Natural avalanche activity is possible especially on sun exposed slopes in the afternoon. Cornices are soft and weak. Avoid travel under, on or anywhere near cornices.
Weather Forecast
Change in the weather pattern is coming. Starting with cloudy skies, falling temperatures and freezing levels by the weekend.THURSDAY: A mix of sun and cloud. Freezing levels 2600 m and treeline temperatures near +10 degrees. Ridgetop winds light from the South.FRIDAY: Cloudy. Freezing levels 2500 m and treeline temperatures near +3 degrees. Ridgetop winds moderate from the southeast.SATURDAY: Cloudy with light precipitation (5-15 mm) falling as rain at treeline and below treeline and snow in the alpine. Freezing levels 1600 m and treeline temperatures +2 degrees. Ridgetop winds light from the South.
Avalanche Summary
Natural loose wet avalanches up to size 1 were reported on Tuesday in the North Shore Mountains. Natural activity may start to taper off with cooler temperatures this weekend. Until then you can expect loose wet slides to continue.
Snowpack Summary
Snow surfaces are variable and the heat has likely eliminated any trace of cold snow except on high elevation north features. Melt-freeze conditions (more melt then freeze at lower elevations) exist on all other aspects and elevations and signs of snowballing, surface sluffing and loose wet avalanches are current.Deeper in the snowpack a layer of weak and sugary faceted grains sits on a melt-freeze crust about 50 to 120 cm deep.
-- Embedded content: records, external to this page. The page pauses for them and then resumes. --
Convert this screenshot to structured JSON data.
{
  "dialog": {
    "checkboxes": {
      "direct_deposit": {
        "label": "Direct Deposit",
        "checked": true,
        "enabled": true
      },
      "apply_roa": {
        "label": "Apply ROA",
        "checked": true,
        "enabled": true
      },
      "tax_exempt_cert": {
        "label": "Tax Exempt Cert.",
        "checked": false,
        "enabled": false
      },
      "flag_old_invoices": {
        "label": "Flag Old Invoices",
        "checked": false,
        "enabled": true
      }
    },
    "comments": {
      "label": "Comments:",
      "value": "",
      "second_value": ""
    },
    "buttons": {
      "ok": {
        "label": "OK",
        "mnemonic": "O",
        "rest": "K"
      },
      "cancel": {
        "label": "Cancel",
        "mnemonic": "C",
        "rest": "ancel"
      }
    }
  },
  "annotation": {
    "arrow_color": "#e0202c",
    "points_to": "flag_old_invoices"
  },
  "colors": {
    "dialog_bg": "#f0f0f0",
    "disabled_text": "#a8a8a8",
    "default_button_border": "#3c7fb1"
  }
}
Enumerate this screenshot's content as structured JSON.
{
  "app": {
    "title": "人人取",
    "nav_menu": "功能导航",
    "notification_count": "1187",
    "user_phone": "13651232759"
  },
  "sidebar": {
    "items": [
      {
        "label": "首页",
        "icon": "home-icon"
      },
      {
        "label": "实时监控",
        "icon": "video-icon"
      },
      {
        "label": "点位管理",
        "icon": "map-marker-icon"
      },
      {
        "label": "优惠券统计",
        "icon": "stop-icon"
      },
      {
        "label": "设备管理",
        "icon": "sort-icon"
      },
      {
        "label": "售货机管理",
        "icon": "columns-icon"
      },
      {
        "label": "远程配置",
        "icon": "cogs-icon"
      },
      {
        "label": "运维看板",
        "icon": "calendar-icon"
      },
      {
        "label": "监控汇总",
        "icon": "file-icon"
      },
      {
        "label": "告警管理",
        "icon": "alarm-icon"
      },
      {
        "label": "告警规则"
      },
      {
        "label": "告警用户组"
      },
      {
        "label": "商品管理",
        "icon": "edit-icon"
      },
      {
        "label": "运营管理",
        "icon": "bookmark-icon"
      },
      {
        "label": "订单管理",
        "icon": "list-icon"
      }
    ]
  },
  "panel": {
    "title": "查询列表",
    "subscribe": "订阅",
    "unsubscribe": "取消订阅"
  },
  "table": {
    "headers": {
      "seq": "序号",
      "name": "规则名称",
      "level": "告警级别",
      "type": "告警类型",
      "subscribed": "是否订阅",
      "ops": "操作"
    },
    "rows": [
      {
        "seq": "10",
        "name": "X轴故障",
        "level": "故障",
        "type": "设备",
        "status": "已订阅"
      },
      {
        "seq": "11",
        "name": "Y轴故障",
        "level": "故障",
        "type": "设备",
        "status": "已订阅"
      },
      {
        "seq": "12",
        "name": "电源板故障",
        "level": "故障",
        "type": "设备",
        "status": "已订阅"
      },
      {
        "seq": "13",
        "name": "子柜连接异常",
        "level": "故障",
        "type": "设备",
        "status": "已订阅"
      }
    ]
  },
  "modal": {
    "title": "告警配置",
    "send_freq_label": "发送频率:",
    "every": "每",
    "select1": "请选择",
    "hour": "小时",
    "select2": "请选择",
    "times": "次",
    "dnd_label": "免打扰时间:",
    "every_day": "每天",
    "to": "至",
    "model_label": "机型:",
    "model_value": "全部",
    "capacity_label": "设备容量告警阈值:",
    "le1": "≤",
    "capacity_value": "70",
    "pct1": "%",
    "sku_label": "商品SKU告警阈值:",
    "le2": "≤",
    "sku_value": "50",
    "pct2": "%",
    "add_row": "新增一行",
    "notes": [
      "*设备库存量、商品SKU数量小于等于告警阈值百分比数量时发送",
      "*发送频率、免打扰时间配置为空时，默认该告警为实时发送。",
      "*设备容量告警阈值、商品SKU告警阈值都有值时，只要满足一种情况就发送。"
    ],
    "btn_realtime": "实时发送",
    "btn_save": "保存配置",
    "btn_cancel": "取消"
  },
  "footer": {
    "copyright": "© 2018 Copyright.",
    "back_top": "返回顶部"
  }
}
This layer is most prominent in the North Shore Mountains on north aspects. With little overnight re-freeze the warm temperatures will penetrate deeper and continue to destabilize the snowpack and possibly initiating larger persistent slab avalanches. Its hard to say how many hot days and warm nights it will it take to wake up the more deeply buried weak layers that we haven't thought about in a long time.
Problems
Loose Wet
Loose Wet avalanches are the release of wet unconsolidated snow or slush. These avalanches typically occur within layers of wet snow near the surface of the snowpack, but they may quickly gouge into lower snowpack layers. Like Loose Dry Avalanches, they start at a point and entrain snow as they move downhill, forming a fan-shaped avalanche. Other names for loose-wet avalanches include point-release avalanches or sluffs. Loose Wet avalanches can trigger slab avalanches that break into deeper snow layers.
Persistent Slabs
Persistent Slab avalanches are the release of a cohesive layer of snow (a slab) in the middle to upper snowpack, when the bond to an underlying persistent weak layer breaks. Persistent layers include: surface hoar, depth hoar, near-surface facets, or faceted snow. Persistent weak layers can continue to produce avalanches for days, weeks or even months, making them especially dangerous and tricky. As additional snow and wind events build a thicker slab on top of the persistent weak layer, this avalanche problem may develop into a Deep Persistent Slab.